An elite fly-casting instructor, veteran guide, author, environmental activist and a man who has given a vast amount to South African fly fishing, Tim Rolston is an institution, especially in the Western Cape. If you spend time on the Cape streams or at the Cape Piscatorial Society, keep an ear open for that unique Cornish accent and if you meet him, “Give that man a Bells.”
In the now iconic Bells Whisky “Give that man a Bells” advert, where villagers locked out of their local pub before the big game enlist the help of a fly fisherman to hook the keys, the guy doing the actual fly casting is Tim Rolston.

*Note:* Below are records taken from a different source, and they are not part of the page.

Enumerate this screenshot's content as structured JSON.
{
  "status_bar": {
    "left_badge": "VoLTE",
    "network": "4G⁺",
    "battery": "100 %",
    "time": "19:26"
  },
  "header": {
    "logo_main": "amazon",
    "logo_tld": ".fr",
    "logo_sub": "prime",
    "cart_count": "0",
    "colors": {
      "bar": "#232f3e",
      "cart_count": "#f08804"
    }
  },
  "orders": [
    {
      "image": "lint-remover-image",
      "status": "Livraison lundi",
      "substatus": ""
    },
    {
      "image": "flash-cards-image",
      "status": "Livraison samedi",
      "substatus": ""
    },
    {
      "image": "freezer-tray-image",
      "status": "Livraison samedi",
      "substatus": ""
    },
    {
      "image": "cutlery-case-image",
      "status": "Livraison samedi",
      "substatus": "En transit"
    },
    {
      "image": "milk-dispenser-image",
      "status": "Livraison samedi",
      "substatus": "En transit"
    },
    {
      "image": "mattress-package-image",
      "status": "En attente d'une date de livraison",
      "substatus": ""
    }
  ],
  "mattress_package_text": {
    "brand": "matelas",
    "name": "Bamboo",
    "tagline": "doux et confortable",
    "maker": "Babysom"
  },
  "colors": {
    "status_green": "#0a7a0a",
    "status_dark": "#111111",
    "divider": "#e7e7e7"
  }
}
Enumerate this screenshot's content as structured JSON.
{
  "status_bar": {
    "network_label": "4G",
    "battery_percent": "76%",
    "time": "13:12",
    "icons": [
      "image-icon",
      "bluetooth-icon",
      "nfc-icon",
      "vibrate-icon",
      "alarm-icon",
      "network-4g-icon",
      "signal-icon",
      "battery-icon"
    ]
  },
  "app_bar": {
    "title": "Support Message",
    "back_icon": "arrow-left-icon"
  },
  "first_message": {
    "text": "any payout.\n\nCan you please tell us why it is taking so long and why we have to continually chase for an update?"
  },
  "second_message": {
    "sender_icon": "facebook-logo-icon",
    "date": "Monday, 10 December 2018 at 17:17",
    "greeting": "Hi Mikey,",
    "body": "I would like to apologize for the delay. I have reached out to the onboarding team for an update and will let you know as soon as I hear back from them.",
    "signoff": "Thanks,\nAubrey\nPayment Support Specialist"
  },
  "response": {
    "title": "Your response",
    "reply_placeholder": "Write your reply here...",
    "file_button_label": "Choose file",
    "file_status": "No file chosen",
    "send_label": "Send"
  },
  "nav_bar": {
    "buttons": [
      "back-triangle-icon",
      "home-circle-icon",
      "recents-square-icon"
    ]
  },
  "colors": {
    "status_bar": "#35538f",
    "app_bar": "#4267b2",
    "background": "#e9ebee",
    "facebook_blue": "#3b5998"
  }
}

I am pretty sure the first fish I ever caught was an eel. As kids growing up in the UK, we caught a lot of eels back then because they are easy to catch and we weren’t very good anglers.
Oddly, I have lived in three or four streets named after Queen Victoria. The woman certainly got her name about. I grew up in Bude in North Cornwall; moved to Exeter to study medical technology and worked in the hospital there. Then I moved to Johannesburg and lived in the Mimosa Hotel in Hillbrow and worked at Baragwanath Hospital in Soweto. Interestingly, Baragwanath is named after a Cornishman, John Albert Baragwanath. A year later I moved to Port Elizabeth/Gqeberha (one of the Queen Victoria Streets), and worked in the hospital there. When I wasn’t working, I was playing rugby for Crusaders or surfing J-Bay. Sadly, I never found out about the great estuary fishing there until after I’d left and moved to Cape Town, where I have lived since 1987.
“The Limietberg in the Western Cape offers exceptionally good fishing for someone like me who really likes dry fly fishing above all other forms of the sport.”
The jobs I have had make up a long and rather diverse list: medical technologist, photocopier sales rep, sales trainer, insurance consultant, office secretary, newspaper columnist, independent publisher, fly fishing guide and handyman.
Right now, my typical day looks like chaos. I am moving, having just sold my house and still running my businesses, so there are boxes and stuff everywhere: clients pushing for things to be done, appointments with plumbers, electricians, beetle inspectors, gas fitters and more.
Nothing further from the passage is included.